何をどう勘違いしているのかわからないが、どうやら心配してくれてるらしい、とサンジは考えていた。そんな変な思い込みや勘違いが妙に可愛く感じてしまう。


それとか
ナミ先生が保健室にやってきたときのことだ。
「あんた、此処に入り浸ってばかりいるって聞いたけど、頭以外どこか悪いところあるの?」
「うるせぇな。お前にゃ関係ねぇ」
「ふーーーーん。まァ、いいけど。サンジ先生も大変ね」
気をつけてね。と、何故か意味ありげな台詞を残して去っていった。
「ボケッ!なんつう口の利き方しやがるんだ!あんな可憐なナミ先生にうるせえとは、一体どういう了見だ!」サンジが怒鳴ると、
「可憐?意味がわかっていってんのか?どこが可憐だ?頭以外どこが悪いかだと?……あの女。いいか、あの女に相応しい形容詞は『業突く』とか『あこぎ』、『守銭奴』とか『因業』、おまけに『魔女』とか」
ゾロはムキになって延々とナミ先生の形容詞を並べたてた。

―――そうか。まだ女を知らねぇんだ。

経験ないんじゃしょうがねぇと、ゾロはサンジから童貞の烙印を押され、ナミに対する暴言を憐れみの眼で許してもらったことがある。
ナミ先生への不当な評価は『女性に対する経験不足によるもの』、とサンジは判断した。
些細なことでムキになってしまう、経験がないから、女性に対して憧れと同時にまだ恐れがあるのだろう、だからここまで攻撃的なのだ。そう考えると納得がいく話だ。子供のようにムキになる、そんなゾロを可愛いと思ってしまう。


またまた。
ゾロはいつものように保健室で寝ていた。まだ陽は落ちていないが下校時間はとうに過ぎている。にもかかわらず寝っぱなしだ。
「いつまで寝てやがんだッ!オレが帰れねぇじゃねぇか!アホンダラ!」
耳元で怒鳴ってもまだ寝てる。そしてその鼻をギュッと摘み、唇を軽く摘まむとゾロがようやく目を開けた。
薄目を開けて両腕を伸ばし、何故かサンジの身体に抱きつくと、その胸に緑の頭を何度も何度も摺り寄せた。
寝惚けてるのか。まだオッパイが恋しいお年頃なのか。デカイなりしてどこまでガキなんだと、
「…おい。なんでくっついてやがる?」
うっとおしい!暑苦しい!むさ苦しい!と、ゾロはサンジから可愛さあまりの頭突きと蹴りを貰った。

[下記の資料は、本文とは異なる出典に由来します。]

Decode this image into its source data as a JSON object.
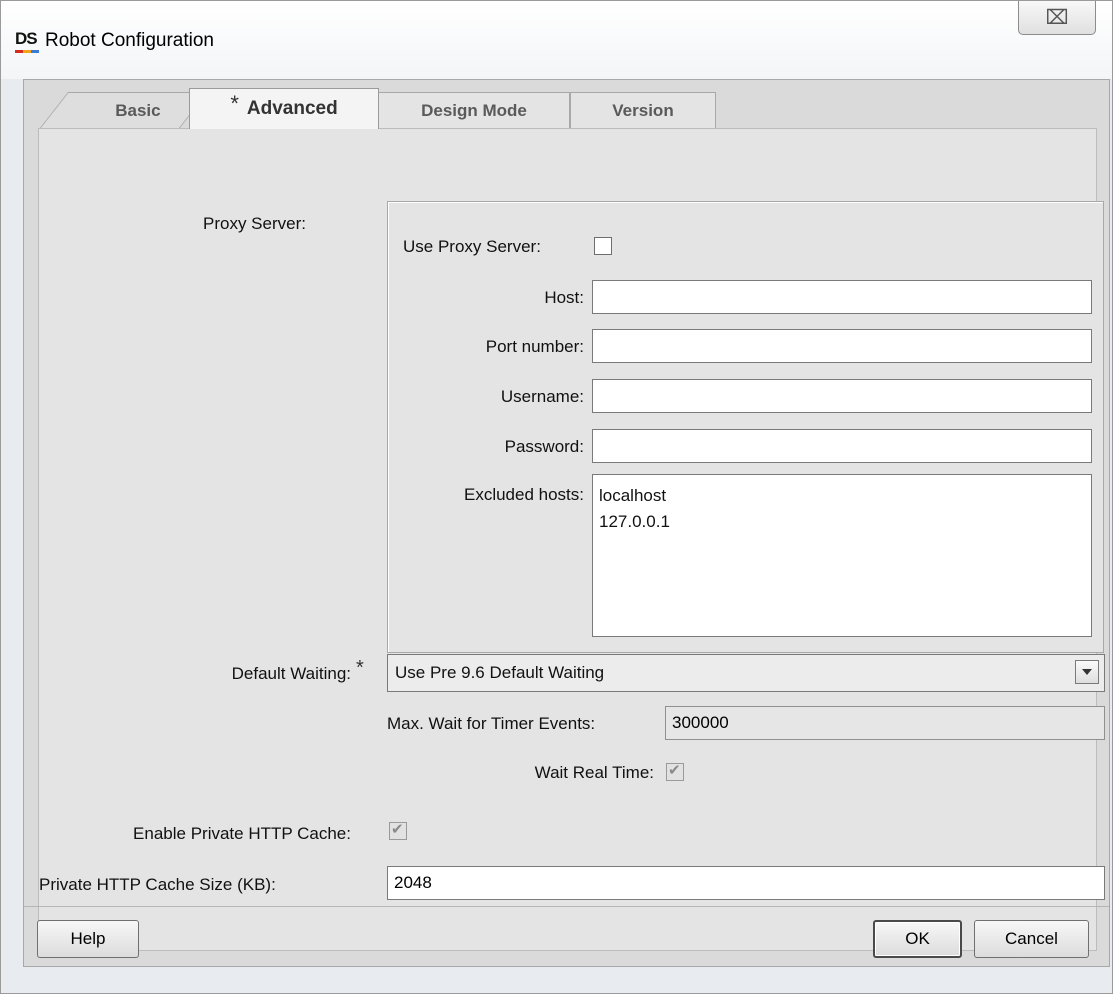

サンジは一人っ子だから兄弟がいない。欲しいと思ったこともないが、弟がいたらこんな感じなんだろうと思う。同性だから余計な気を遣わなくてすむ。怒鳴りたければいつでも怒鳴れる。そして優等生よりは少しくらい馬鹿な方がいいに決まってる。自分より優秀な弟なんか必要ないと、ようするに、サンジはできが悪い弟のようにゾロが可愛い。



季節はもうすぐ夏だ。蝉の鳴き声と初夏の風、日もかなり伸びてきた。そんなある日の、保健室の一コマだった。